From Portstewart to Ballycastle in County Antrim, the 53 km (33 mi) Causeway Coast Way passes through the Causeway Coast Area of Outstanding Natural Beauty, several Areas of Special Scientific Interest and Ireland’s only natural UNESCO World Heritage Site, the Giant’s Causeway. The route is largely off road and passes through seascapes and along cliffs, beaches, fields and small towns, with terrain suitable for all with a reasonable level of fitness. Highlights include the Causeway itself, a pavement of around 40,000 interlocking hexagonal columns; and the Carrick-a-Rede rope bridge which spans a 20 m wide chasm between the mainland and a craggy island.
This long-distance walking route from Milngavie (just north of Glasgow) to Fort William in the Scottish Highlands is 154.5 km (96 mi) long, stretching from the lowlands through the Highland Boundary Fault Zone and on into the Scottish Highlands. The path mainly uses old communications roads, such as drovers’ roads, old coaching roads and disused railway tracks; and is commonly covered in around eight days – it can be done in less, but this doesn’t give time to stop and appreciate the landscapes. En route the Way passes Loch Lomond, crosses Rannoch Moor and descends into Glen Coe, passing at its end the foot of Ben Nevis, Britain’s highest mountain.

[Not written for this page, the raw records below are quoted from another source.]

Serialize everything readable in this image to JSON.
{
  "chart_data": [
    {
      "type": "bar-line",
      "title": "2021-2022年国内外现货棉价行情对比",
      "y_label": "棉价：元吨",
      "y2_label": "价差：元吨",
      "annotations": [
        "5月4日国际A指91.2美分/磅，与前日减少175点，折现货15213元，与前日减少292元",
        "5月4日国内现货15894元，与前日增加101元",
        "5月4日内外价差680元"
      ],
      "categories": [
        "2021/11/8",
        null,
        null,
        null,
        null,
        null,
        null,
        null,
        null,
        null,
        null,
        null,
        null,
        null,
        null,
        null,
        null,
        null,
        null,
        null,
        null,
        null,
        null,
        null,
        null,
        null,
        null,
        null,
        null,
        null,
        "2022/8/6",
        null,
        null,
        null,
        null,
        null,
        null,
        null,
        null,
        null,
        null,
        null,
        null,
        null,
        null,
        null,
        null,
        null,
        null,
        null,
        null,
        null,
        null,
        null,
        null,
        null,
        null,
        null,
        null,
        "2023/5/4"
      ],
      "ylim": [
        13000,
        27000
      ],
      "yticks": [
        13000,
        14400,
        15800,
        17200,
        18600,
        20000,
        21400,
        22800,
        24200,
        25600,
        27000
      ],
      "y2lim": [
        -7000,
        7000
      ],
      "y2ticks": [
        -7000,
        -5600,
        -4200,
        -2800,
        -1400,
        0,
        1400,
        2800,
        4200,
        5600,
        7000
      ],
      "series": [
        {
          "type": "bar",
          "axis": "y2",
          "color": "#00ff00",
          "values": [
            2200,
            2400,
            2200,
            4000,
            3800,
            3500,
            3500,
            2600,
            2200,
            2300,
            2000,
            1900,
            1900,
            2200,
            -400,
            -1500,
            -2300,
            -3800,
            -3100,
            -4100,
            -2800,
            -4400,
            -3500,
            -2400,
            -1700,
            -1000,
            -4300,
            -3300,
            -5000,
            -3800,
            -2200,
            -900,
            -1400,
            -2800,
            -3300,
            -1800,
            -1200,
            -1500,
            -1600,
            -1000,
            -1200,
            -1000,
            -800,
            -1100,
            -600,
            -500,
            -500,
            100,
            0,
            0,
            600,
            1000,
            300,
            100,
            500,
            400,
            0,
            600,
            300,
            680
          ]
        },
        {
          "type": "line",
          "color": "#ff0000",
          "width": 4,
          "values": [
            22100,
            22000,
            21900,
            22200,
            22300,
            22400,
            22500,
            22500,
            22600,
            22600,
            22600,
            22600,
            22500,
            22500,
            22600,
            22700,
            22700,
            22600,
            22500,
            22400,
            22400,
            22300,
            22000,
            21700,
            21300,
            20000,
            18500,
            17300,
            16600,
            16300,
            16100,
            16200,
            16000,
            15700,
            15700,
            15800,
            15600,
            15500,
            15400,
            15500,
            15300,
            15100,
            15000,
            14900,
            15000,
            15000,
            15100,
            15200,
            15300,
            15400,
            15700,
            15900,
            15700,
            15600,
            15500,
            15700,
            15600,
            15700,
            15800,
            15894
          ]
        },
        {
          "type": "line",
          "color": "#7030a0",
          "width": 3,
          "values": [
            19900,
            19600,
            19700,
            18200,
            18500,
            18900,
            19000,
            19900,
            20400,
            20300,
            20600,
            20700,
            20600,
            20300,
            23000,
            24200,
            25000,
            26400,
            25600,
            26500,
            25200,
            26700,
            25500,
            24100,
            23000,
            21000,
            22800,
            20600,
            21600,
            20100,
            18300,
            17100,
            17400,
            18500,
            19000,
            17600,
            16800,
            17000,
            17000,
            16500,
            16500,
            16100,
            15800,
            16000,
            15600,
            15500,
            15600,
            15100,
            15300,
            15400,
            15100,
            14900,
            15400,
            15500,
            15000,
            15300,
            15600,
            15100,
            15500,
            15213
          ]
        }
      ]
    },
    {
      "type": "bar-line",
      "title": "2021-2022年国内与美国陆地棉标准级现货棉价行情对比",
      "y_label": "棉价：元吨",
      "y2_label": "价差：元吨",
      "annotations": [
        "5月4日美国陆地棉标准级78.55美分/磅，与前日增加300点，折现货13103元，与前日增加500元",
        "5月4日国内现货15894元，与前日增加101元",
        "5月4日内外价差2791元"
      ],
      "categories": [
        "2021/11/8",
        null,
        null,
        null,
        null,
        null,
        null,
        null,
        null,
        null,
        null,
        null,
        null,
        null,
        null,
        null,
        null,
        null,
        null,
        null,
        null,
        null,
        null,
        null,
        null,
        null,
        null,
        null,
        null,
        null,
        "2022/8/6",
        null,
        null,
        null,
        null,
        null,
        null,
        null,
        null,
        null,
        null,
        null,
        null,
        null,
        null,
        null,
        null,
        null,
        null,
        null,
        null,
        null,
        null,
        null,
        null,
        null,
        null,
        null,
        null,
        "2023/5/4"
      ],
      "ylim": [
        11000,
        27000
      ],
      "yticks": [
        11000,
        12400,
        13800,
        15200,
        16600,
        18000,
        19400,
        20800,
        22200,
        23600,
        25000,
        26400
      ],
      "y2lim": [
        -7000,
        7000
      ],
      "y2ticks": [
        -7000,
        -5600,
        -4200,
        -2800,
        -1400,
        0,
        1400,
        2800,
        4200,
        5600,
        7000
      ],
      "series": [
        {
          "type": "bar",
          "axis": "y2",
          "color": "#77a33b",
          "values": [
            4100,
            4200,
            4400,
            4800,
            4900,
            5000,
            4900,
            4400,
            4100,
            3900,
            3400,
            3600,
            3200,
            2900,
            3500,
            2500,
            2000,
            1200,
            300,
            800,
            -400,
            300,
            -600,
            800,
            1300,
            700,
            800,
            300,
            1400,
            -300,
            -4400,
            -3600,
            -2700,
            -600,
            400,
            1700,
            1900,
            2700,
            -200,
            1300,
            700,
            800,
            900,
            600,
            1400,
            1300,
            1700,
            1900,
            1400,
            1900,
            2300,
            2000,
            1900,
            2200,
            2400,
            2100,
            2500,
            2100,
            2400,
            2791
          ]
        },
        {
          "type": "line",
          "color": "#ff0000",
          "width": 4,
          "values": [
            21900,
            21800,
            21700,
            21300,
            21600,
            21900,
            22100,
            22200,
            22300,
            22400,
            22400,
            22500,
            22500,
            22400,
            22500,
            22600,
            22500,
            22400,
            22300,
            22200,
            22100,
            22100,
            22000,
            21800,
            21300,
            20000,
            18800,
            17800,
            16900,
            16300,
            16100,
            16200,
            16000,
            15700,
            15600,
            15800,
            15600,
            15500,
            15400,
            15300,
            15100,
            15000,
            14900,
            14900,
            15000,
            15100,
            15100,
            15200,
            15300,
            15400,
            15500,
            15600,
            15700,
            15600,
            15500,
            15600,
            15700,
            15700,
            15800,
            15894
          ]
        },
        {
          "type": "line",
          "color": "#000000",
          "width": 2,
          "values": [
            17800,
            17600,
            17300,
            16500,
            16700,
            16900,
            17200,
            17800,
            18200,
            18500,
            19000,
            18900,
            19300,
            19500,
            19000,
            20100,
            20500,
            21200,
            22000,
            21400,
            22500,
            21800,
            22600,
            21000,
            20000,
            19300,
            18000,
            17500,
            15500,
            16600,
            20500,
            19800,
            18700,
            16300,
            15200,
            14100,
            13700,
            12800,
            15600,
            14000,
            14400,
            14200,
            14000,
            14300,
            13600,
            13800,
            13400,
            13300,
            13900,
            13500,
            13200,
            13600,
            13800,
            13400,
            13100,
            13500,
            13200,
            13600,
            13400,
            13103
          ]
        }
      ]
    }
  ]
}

An unofficial long distance footpath devised by Alfred Wainwright himself, this classic route runs for 293 km (182 mi), beginning at St Bees in Cumbria and passing through the Lake District, the Yorkshire Dales and the North York Moors National Parks before ending at Robin Hood’s Bay in North Yorkshire. The original route has been adjusted to avoid trespassing and foot erosion and largely follows public rights of way, tracks and minor roads and is one of the UK’s most popular walks. It takes in rugged mountains and lakes, rolling hills and long stretches of moorland en route, culminating with dramatic coastal scenery at either end.
This is a relatively new trail which seeks to open up the previously little-known scenery of the six dales between Otley in West Yorkshire to Middleham in North Yorkshire. The trail is waymarked throughout its length – 61.8 km (38.4 mi) in total, with an ascent of 1,461 m (4,793 ft); and it lies almost entirely within the Nidderdale Area of Outstanding Natural Beauty. The terrain is varied, ranging from sloping pastureland to flat stretches alongside river valleys; moorland with gritstone outcrops and parkland surrounding ruined abbeys.